Profiling is the first step to improving the performance of code. Suppose we want to profile the Python script below which is based on the example here. It prints out the first 20 Fibonacci numbers and is unoptimized to make the profile exaggerated.
def fib(n):
if n == 0:
return 0
elif n == 1:
return 1
else:
return fib(n-1) + fib(n-2)
def fib_seq(n):
seq = [ ]
if n > 0:
seq.extend(fib_seq(n-1))
seq.append(fib(n))
return seq
print(fib_seq(20))
To generate a profile of the script, we can run the module via cProfile
.
python -m cProfile -o profile.out fibonacci.py
This will generate a profile of the runtime of fibonacci.py
and save it to the profile.out
file. Now we need to translate the profile into a format that QCacheGrind
can read. The bash script below was written by a colleague of mine and will do that conversion and launch QCacheGrind. pyprof2calltree is needed for this script to run and it can be installed via pip install pyprof2calltree
.
#!/bin/bash
PROF_FILE=$(basename "$1")
PROF_DIR=$(dirname "$1")
echo $PROF_DIR
PROF_DIR="${PROF_DIR:-.}"
CACHEGRIND_FILE="callgrind-${PROF_FILE}"
pyprof2calltree -i "${PROF_DIR}/${PROF_FILE}" -o "${PROF_DIR}/${CACHEGRIND_FILE}"

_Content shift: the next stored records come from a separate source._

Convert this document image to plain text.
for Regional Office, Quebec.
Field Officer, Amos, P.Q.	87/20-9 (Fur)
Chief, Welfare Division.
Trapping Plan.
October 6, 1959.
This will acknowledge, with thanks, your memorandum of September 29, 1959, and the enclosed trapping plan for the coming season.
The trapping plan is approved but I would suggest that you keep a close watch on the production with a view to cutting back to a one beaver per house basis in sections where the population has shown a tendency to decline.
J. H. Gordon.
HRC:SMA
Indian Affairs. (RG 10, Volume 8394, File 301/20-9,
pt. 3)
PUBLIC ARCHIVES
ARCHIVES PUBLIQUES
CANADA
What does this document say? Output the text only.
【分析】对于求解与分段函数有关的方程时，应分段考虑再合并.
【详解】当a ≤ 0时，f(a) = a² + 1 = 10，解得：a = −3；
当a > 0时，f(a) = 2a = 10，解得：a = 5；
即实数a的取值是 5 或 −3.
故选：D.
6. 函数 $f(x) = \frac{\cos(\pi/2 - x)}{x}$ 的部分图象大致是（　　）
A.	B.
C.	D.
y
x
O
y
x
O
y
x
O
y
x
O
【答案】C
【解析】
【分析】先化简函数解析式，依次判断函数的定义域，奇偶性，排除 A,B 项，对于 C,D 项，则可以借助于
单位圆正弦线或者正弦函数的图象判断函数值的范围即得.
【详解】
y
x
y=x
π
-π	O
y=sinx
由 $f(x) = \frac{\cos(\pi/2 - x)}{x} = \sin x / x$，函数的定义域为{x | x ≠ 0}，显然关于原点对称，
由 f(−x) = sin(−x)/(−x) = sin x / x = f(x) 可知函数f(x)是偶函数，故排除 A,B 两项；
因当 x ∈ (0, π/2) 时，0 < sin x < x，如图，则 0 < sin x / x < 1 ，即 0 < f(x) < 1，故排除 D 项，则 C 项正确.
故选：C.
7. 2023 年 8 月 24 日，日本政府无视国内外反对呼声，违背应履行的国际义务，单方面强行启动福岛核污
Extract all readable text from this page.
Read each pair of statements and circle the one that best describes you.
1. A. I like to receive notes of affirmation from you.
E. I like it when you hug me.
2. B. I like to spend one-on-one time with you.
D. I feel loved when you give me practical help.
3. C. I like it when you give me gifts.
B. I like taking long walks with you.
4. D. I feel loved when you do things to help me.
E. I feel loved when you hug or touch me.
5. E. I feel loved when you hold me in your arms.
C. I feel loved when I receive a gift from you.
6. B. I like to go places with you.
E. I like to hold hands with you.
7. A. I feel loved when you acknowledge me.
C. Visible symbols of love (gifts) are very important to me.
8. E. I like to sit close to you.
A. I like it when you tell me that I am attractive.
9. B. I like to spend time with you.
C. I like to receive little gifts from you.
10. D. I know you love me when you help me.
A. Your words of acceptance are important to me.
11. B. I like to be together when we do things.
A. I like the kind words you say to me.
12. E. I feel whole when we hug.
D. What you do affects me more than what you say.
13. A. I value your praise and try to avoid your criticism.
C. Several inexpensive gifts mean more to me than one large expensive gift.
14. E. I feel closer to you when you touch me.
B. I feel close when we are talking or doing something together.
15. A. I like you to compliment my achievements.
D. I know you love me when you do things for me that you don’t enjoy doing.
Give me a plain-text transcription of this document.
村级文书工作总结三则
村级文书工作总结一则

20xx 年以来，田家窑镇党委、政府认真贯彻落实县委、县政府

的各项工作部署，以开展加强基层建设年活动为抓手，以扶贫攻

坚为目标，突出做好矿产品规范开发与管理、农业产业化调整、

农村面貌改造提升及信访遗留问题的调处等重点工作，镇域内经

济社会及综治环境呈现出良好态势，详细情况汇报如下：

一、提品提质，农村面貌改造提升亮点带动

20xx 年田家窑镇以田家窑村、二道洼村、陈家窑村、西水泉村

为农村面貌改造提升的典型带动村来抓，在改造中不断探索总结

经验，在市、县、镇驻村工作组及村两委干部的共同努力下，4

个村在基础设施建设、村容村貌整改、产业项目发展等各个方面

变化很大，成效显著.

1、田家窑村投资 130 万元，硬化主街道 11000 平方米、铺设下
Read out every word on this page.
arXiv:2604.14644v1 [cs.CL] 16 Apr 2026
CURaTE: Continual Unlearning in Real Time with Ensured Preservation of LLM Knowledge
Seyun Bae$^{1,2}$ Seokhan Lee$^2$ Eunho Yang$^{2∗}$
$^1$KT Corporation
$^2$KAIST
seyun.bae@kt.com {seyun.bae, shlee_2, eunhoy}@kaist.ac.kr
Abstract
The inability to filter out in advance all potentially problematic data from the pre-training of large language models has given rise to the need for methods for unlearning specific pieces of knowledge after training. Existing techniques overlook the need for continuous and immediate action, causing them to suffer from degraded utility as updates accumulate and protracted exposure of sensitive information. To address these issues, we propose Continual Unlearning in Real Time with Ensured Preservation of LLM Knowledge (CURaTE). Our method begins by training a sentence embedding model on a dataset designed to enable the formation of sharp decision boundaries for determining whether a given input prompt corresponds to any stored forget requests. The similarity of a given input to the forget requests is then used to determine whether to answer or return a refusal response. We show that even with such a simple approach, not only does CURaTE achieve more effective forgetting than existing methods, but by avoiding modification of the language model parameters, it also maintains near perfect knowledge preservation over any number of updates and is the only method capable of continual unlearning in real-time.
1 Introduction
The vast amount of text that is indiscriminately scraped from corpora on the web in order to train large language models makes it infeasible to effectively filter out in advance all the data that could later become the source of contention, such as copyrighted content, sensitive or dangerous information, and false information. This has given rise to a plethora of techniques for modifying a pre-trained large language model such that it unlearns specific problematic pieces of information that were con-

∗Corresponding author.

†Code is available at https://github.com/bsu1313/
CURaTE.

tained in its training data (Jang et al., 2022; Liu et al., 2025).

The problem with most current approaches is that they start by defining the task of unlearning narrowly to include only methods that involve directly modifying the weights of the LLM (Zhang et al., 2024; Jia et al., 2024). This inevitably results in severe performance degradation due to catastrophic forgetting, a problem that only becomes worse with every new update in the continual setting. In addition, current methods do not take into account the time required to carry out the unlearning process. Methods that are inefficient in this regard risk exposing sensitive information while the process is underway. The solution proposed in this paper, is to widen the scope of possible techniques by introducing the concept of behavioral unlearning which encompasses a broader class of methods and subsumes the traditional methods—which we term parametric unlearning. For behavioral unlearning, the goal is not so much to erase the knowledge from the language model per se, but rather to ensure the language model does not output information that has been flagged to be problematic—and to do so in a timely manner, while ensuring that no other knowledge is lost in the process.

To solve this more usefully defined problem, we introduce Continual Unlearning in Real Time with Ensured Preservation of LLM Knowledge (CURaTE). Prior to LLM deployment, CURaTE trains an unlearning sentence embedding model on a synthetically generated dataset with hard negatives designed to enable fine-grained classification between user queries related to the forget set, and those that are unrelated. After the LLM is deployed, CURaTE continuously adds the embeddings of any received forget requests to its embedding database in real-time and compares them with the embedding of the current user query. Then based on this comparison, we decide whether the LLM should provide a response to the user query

qcachegrind "${PROF_DIR}/${CACHEGRIND_FILE}"
This script takes a single argument which is the output of the previous step.
./profile profile.out
And that’s all there is to it. Overall, QCacheGrid is a very useful tool for finding bottlenecks and performance issues and this simple script nicely ties it into Python.